You’ve heard it a hundred times: the U.S. corporate tax rate is the highest in the world and needs to be reduced. The problem, as President Trump is about to learn in his pursuit of a 15% business rate, is that it’s really hard to do. By targeting a rate that’s unrealistically low, he is running into a quagmire that will make the repeal of Obamacare seem simple by comparison. Here are four reasons why:

First, the rate cut would produce at least $3 trillion in losses over 10 years. Offsetting that by closing business-sector “loopholes” won’t work. It’s not just that there aren’t enough “loopholes” to pay for cuts that deep, but that the so-called loopholes are mostly tax breaks that encourage domestic investment and production. Wiping them out would slow U.S. economic growth. Making the tax cuts temporary would also reduce any pro-growth effects, because businesses would be left without a clear view of how their long-term investments will be taxed. Dynamic scoring will not make this problem go away—and could even hurt—especially if the cuts add substantially to the deficit and threaten to raise long-term interest rates.

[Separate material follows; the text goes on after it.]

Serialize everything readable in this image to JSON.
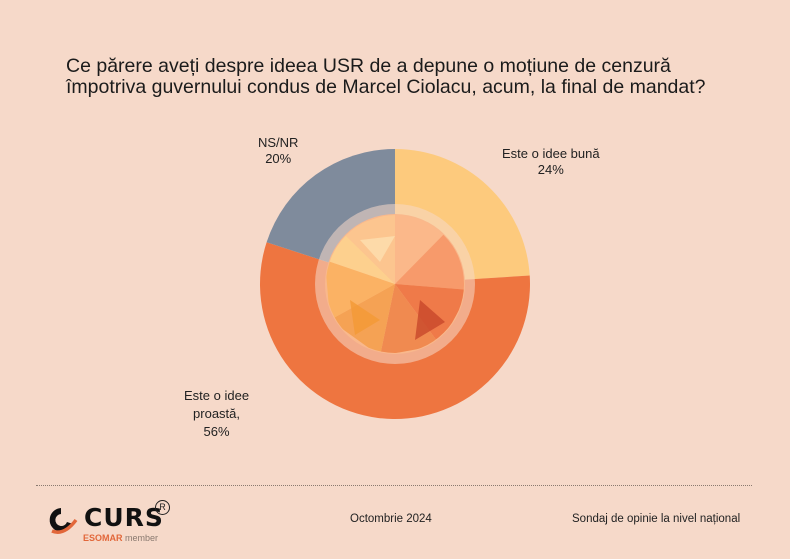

Second, any gains to the U.S. economy by encouraging multinational corporations to do business here would be offset in part or whole by new economic inefficiencies at home. Cutting the business tax rate to 15%—well below the top individual rate—will encourage a reorganization of economic activity into pass-through businesses to qualify for the low rate. Married couples with incomes as low as $75,000 could benefit from incorporating and selling “labor services” back to their current employer. There’s no coherent way to police the line between profits and wages in small business to discourage this kind of tax avoidance. Efforts to do so with rules and regulations have not worked in the past, make the system complex, and would require intrusive IRS audits whose purpose was to tell business owners how much to pay themselves.

Cutting the business tax rate to 15%—well below the top individual rate—will encourage a reorganization of economic activity into pass-through businesses to qualify for the low rate.

Third, the unintended consequences of encouraging employees to become ‘small businesses’ are far reaching. For instance, workers earn wages, which are subject to the payroll taxes that fund Social Security and Medicare, but much of the business income earned by pass-throughs is not. In effect, these new business owners will have the option to opt out of contributing to Social Security and Medicare, as many already do. And since employees are offered a wide range of insurance and retirement benefits and labor and safety protections that often do not apply to business owners, this change is likely to have implications that extend far beyond the tax code.

Fourth, the tax cut would be extremely regressive. Nearly all of the benefits of cutting the business rate to 15% would be reaped by those in the top 1%. That outcome is hard to avoid when the top 1% earn about 70% of all pass-through income from partnerships and S-corporations, while the bottom two-thirds of pass-through owners would not benefit because they already face rates of 15% or less.

We may wish for the lower corporate tax rates that other countries have adopted, but we seem unwilling to consider why such rates are viable for them but not for us. Countries with low corporate rates generally have large border-adjusted consumption taxes (value added taxes, which tax business owners on their profits), high shareholder taxes (high dividend and capital gains taxes), few opportunities to shelter investment income in pensions, retirement accounts, or by endowments, or charities, and requirements that limit pass-through businesses or impose corporate taxes broadly. In other words, these countries achieve low corporate rates only by imposing high rates on owners, both when the income is earned and when it is consumed. Our tax system is quite different. Here, the high business tax rate is the backstop that props up the individual and payroll tax systems, which jointly further a variety of economic, equity, and revenue goals.

If Trump wants a 15% corporate rate, he can consider solutions used elsewhere, like imposing new consumption taxes or raising taxes on shareholders—including those currently exempt from tax. In the meantime, Americans should get comfortable having a high business rate.